Zaczęło się od zgonu jak najbardziej prawdziwego. 2 lutego w jednym z kołobrzeskich sklepów między chłodniami zasłabł mężczyzna. Upadł i zmarł. Przyjechał lekarz, stwierdził zgon. Policja zadbała o identyfikację zwłok. – Brat Marka Przybysza rozpoznał ciało. Nie mieliśmy podstaw twierdzić, że w kostnicy są zwłoki innego mężczyzny – mówi Tomasz Kwaśnik z kołobrzeskiej policji. Pan Marek przyznaje, że jego drogi z bratem się rozeszły, nie widywali się zbyt często, stąd zapewne ta pomyłka przy rozpoznaniu zwłok.

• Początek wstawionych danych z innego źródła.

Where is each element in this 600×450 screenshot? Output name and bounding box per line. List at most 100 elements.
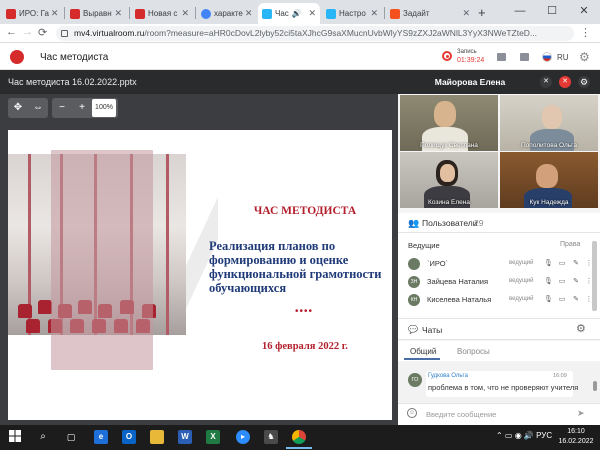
move-icon[interactable]: ✥: [8, 98, 28, 118]
camera-off-icon[interactable]: ▭: [558, 277, 566, 286]
user-row[interactable]: `ИРО` ведущий 🎙 ▭ ✎ ⋮: [408, 256, 593, 272]
fit-width-icon[interactable]: ⇔: [28, 98, 48, 118]
tab-title: Выравн: [83, 9, 112, 18]
excel-icon[interactable]: X: [206, 430, 220, 444]
close-icon[interactable]: ✕: [179, 8, 189, 19]
video-tile[interactable]: Пополитова Ольга: [500, 95, 598, 151]
virtualroom-logo-icon: [10, 50, 24, 64]
participant-face: [542, 105, 562, 129]
lock-icon[interactable]: [61, 30, 68, 37]
video-tile[interactable]: Козина Елена: [400, 152, 498, 208]
video-tile-name: Пополитова Ольга: [520, 142, 578, 149]
browser-tab[interactable]: Новая с ✕: [131, 3, 193, 24]
new-tab-button[interactable]: +: [478, 5, 486, 20]
browser-tab[interactable]: характе ✕: [197, 3, 255, 24]
users-scrollbar[interactable]: [592, 241, 597, 311]
edit-icon[interactable]: ✎: [572, 259, 580, 268]
gear-icon[interactable]: ⚙: [578, 76, 590, 88]
chat-title: Чаты: [422, 325, 443, 335]
chat-input[interactable]: [426, 406, 566, 422]
close-icon[interactable]: ✕: [49, 8, 59, 19]
close-icon[interactable]: ✕: [368, 8, 378, 19]
address-bar[interactable]: mv4.virtualroom.ru/room?measure=aHR0cDov…: [56, 26, 574, 41]
word-icon[interactable]: W: [178, 430, 192, 444]
user-row[interactable]: КН Киселева Наталья ведущий 🎙 ▭ ✎ ⋮: [408, 292, 593, 308]
zoom-icon[interactable]: ▸: [236, 430, 250, 444]
tab-general[interactable]: Общий: [410, 347, 436, 356]
camera-off-icon[interactable]: ▭: [558, 295, 566, 304]
gear-icon[interactable]: ⚙: [576, 322, 586, 335]
slide-dots: ••••: [295, 306, 314, 317]
tab-title: ИРО: Га: [19, 9, 49, 18]
russian-flag-icon[interactable]: [542, 52, 552, 62]
browser-tab[interactable]: Настро ✕: [322, 3, 382, 24]
windows-start-icon[interactable]: [8, 430, 22, 444]
message-time: 16:09: [553, 373, 567, 379]
edit-icon[interactable]: ✎: [572, 277, 580, 286]
camera-off-icon[interactable]: ▭: [558, 259, 566, 268]
user-name: `ИРО`: [427, 259, 449, 268]
mic-off-icon[interactable]: 🎙: [544, 259, 553, 268]
search-icon[interactable]: ⌕: [36, 430, 50, 444]
mic-off-icon[interactable]: ✕: [540, 76, 552, 88]
participant-face: [440, 164, 455, 182]
edit-icon[interactable]: ✎: [572, 295, 580, 304]
slide-decor-band: [51, 150, 153, 370]
send-icon[interactable]: ➤: [577, 408, 585, 419]
user-name: Зайцева Наталия: [427, 277, 488, 286]
user-row[interactable]: ЗН Зайцева Наталия ведущий 🎙 ▭ ✎ ⋮: [408, 274, 593, 290]
browser-tab[interactable]: Выравн ✕: [66, 3, 126, 24]
chat-scrollbar[interactable]: [593, 381, 597, 391]
window-frame: [166, 154, 169, 335]
mic-off-icon[interactable]: 🎙: [544, 295, 553, 304]
menu-icon[interactable]: ⋮: [580, 26, 591, 39]
tab-title: Час: [275, 9, 289, 18]
chrome-icon[interactable]: [292, 430, 306, 444]
close-icon[interactable]: ✕: [306, 8, 316, 19]
close-icon[interactable]: ✕: [460, 8, 470, 19]
close-icon[interactable]: ✕: [112, 8, 122, 19]
outlook-icon[interactable]: O: [122, 430, 136, 444]
forward-icon[interactable]: →: [22, 26, 33, 38]
app-title: Час методиста: [40, 52, 109, 63]
maximize-button[interactable]: ☐: [536, 0, 568, 24]
chair: [38, 300, 52, 314]
language-selector[interactable]: RU: [557, 53, 569, 62]
input-language[interactable]: РУС: [536, 431, 552, 440]
back-icon[interactable]: ←: [6, 26, 17, 38]
system-tray[interactable]: ⌃ ▭ ◉ 🔊 РУС: [496, 431, 552, 440]
close-icon[interactable]: ✕: [243, 8, 253, 19]
zoom-out-button[interactable]: −: [52, 98, 72, 118]
virtualroom-favicon-icon: [326, 8, 336, 19]
browser-tab-active[interactable]: Час 🔊 ✕: [258, 3, 320, 24]
video-tile[interactable]: Кук Надежда: [500, 152, 598, 208]
chair: [18, 304, 32, 318]
browser-tab[interactable]: ИРО: Га ✕: [2, 3, 62, 24]
emoji-icon[interactable]: ☺: [407, 408, 417, 418]
task-view-icon[interactable]: ▢: [64, 430, 78, 444]
tab-title: Задайт: [403, 9, 430, 18]
chair: [26, 319, 40, 333]
tab-questions[interactable]: Вопросы: [457, 347, 490, 356]
close-window-button[interactable]: ✕: [568, 0, 600, 24]
slide-heading: ЧАС МЕТОДИСТА: [253, 205, 357, 217]
app-icon[interactable]: ♞: [264, 430, 278, 444]
video-tile[interactable]: Полищук Светлана: [400, 95, 498, 151]
folder-icon[interactable]: [497, 53, 506, 61]
record-timer: 01:39:24: [457, 57, 485, 64]
camera-off-icon[interactable]: ✕: [559, 76, 571, 88]
reload-icon[interactable]: ⟳: [38, 26, 47, 39]
minimize-button[interactable]: —: [504, 0, 536, 24]
zoom-in-button[interactable]: +: [72, 98, 92, 118]
edge-icon[interactable]: e: [94, 430, 108, 444]
file-explorer-icon[interactable]: [150, 430, 164, 444]
clock[interactable]: 16:10 16.02.2022: [556, 427, 596, 447]
browser-tab[interactable]: Задайт ✕: [386, 3, 474, 24]
avatar: КН: [408, 294, 420, 306]
clock-time: 16:10: [567, 428, 585, 435]
record-icon[interactable]: [442, 51, 452, 61]
video-tile-name: Кук Надежда: [529, 199, 569, 206]
screen-share-icon[interactable]: [520, 53, 529, 61]
mic-off-icon[interactable]: 🎙: [544, 277, 553, 286]
gear-icon[interactable]: ⚙: [579, 50, 590, 64]
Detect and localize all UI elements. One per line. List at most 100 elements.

Następnego dnia zupełnie niczego nieświadomy „nieboszczyk” chciał wypłacić pieniądze z bankomatu, ale maszyna zabrała mu kartę. – Poszedłem do banku. Pracownik zweryfikował moją tożsamość, poinformował, że mam zablokowane konto. Pomyślałem, że padłem ofiarą jakiegoś przestępstwa i poszedłem na policję, a tam na mój widok nieźle się zdziwili. – Przecież pan nie żyje – powiedzieli. Myślałem, że się przesłyszałem. Ale to nie był żart. Rodzina przyjechała na mój pogrzeb. Na syna przypadkiem wpadłem na dworcu. Normalnie to by mnie uściskał, a tak z wrażenia, że żyję, to jeszcze krzyknął z pretensją – opisuje pan Marek. Zaczęło się odkręcanie zamieszania. Sąd unieważnił akt zgonu. Po trzech tygodniach uprawomocni się orzeczenie i Marek Przybysz wróci do żywych.
Błędnie zidentyfikowane zwłoki okazały się należeć do Stanisława S., którego zaginięcie zgłosiła wcześniej rodzina.